Audience Insights¶
Understand your Twitter audience through demographic analysis, interest mapping, and behavioral patterns to create more resonant content.
Overview¶
Audience insights reveal who your followers are, what they care about, and how they interact with content. This knowledge enables targeted content creation, better engagement strategies, and more effective community building.
Use Cases¶
- Content Strategy: Create content that resonates with your audience
- Persona Development: Build detailed audience personas
- Partnership Targeting: Find alignment for collaborations
- Growth Strategy: Identify similar audiences to target
- Product Development: Understand customer segments
Basic Usage¶
import asyncio
from xeepy import Xeepy
from xeepy.analytics import AudienceAnalyzer
async def analyze_audience():
async with Xeepy() as x:
analyzer = AudienceAnalyzer(x)
# Get audience overview
insights = await analyzer.get_insights(
username="your_username",
sample_size=500
)
print("Audience Overview:")
print(f" Total followers: {insights.total_followers:,}")
print(f" Verified followers: {insights.verified_count} ({insights.verified_pct:.1%})")
print(f" Avg follower count: {insights.avg_follower_count:,.0f}")

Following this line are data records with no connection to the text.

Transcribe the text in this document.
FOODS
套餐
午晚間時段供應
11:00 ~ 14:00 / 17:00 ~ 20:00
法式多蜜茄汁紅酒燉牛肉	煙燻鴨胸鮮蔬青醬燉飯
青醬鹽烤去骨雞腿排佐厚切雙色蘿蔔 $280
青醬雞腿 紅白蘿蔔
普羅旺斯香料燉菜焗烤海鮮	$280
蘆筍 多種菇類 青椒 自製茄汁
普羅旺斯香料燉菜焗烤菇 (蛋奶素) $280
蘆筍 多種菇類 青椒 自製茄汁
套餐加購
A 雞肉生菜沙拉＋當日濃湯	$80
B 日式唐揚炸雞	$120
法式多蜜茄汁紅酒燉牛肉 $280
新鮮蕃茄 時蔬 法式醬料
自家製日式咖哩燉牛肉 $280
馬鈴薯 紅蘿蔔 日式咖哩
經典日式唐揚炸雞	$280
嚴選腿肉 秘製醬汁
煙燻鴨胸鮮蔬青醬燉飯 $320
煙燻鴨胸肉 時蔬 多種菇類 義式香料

print(f" Median follower count: {insights.median_follower_count:,}")
asyncio.run(analyze_audience())
Interest Analysis¶
async def analyze_interests():
async with Xeepy() as x:
analyzer = AudienceAnalyzer(x)
# Analyze follower interests from bios and tweets
interests = await analyzer.interest_analysis(
username="your_username",
sample_size=300
)
print("Top Audience Interests:")
print("-" * 50)
for interest in interests.top_interests[:15]:
bar = "█" * int(interest.percentage * 50)

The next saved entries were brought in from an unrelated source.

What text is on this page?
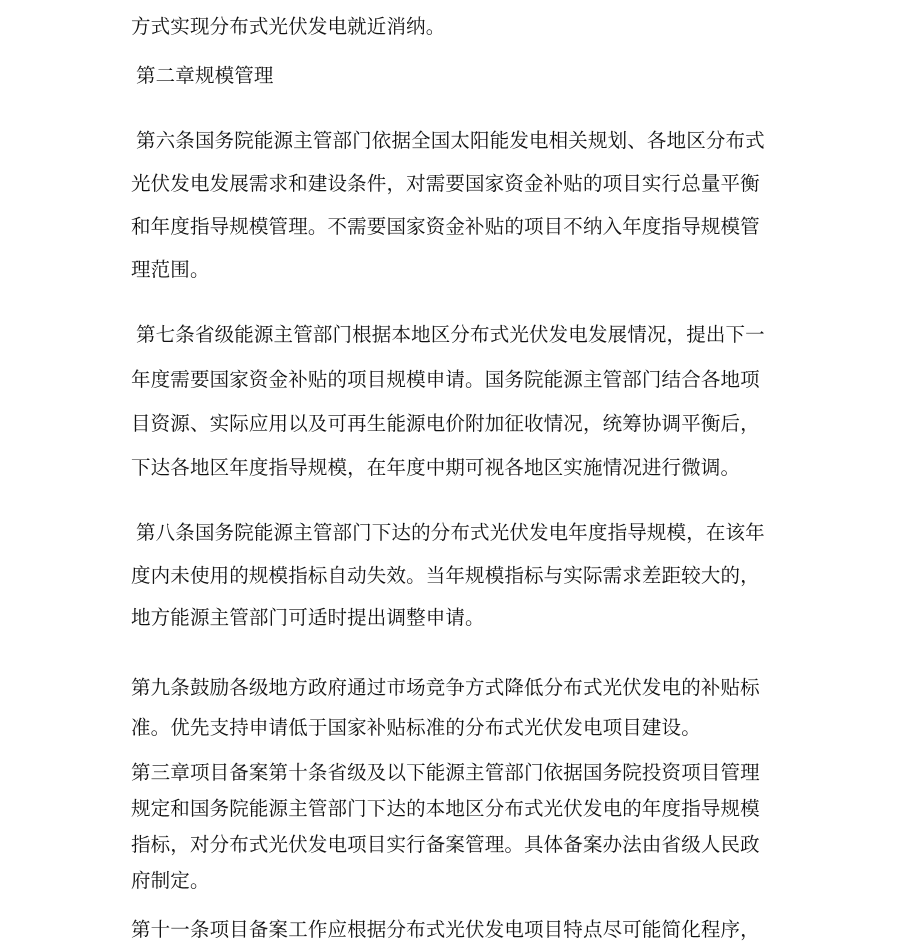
方式实现分布式光伏发电就近消纳。

第二章规模管理

第六条国务院能源主管部门依据全国太阳能发电相关规划、各地区分布式

光伏发电发展需求和建设条件，对需要国家资金补贴的项目实行总量平衡

和年度指导规模管理。不需要国家资金补贴的项目不纳入年度指导规模管

理范围。

第七条省级能源主管部门根据本地区分布式光伏发电发展情况，提出下一

年度需要国家资金补贴的项目规模申请。国务院能源主管部门结合各地项

目资源、实际应用以及可再生能源电价附加征收情况，统筹协调平衡后，

下达各地区年度指导规模，在年度中期可视各地区实施情况进行微调。

第八条国务院能源主管部门下达的分布式光伏发电年度指导规模，在该年

度内未使用的规模指标自动失效。当年规模指标与实际需求差距较大的，

地方能源主管部门可适时提出调整申请。

第九条鼓励各级地方政府通过市场竞争方式降低分布式光伏发电的补贴标

准。优先支持申请低于国家补贴标准的分布式光伏发电项目建设。

第三章项目备案第十条省级及以下能源主管部门依据国务院投资项目管理

规定和国务院能源主管部门下达的本地区分布式光伏发电的年度指导规模

指标，对分布式光伏发电项目实行备案管理。具体备案办法由省级人民政

府制定。

第十一条项目备案工作应根据分布式光伏发电项目特点尽可能简化程序，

print(f"{interest.name:20} {bar} {interest.percentage:.1%}")
print(f"\nInterest categories:")
for category, pct in interests.categories.items():
print(f" {category}: {pct:.1%}")
asyncio.run(analyze_interests())
Follower Size Distribution¶
async def follower_distribution():
async with Xeepy() as x:
analyzer = AudienceAnalyzer(x)
followers = await x.scrape.followers("your_username", limit=1000)
# Categorize by follower size
categories = {
"Nano (0-1k)": 0,
"Micro (1k-10k)": 0,
"Mid (10k-100k)": 0,
"Macro (100k-1M)": 0,
"Mega (1M+)": 0
}
for f in followers:
count = f.followers_count
if count < 1000:
categories["Nano (0-1k)"] += 1
elif count < 10000:
categories["Micro (1k-10k)"] += 1
elif count < 100000:
categories["Mid (10k-100k)"] += 1
elif count < 1000000:
categories["Macro (100k-1M)"] += 1
else:
categories["Mega (1M+)"] += 1
print("Follower Size Distribution:")
print("-" * 50)
total = len(followers)
for category, count in categories.items():
pct = count / total * 100
bar = "█" * int(pct / 2)
print(f"{category:18} {bar} {pct:.1f}% ({count:,})")
asyncio.run(follower_distribution())
Geographic Distribution¶
async def geographic_analysis():
async with Xeepy() as x:
analyzer = AudienceAnalyzer(x)
# Analyze location data from profiles
geo = await analyzer.geographic_distribution(
username="your_username",
sample_size=500
)
print("Geographic Distribution:")
print("-" * 50)
print("\nTop Countries:")
for country in geo.top_countries[:10]:
bar = "█" * int(country.percentage * 30)
print(f"{country.name:20} {bar} {country.percentage:.1%}")
print("\nTop Cities:")
for city in geo.top_cities[:10]:
print(f" {city.name}: {city.percentage:.1%}")
print(f"\nPrimary language: {geo.primary_language}")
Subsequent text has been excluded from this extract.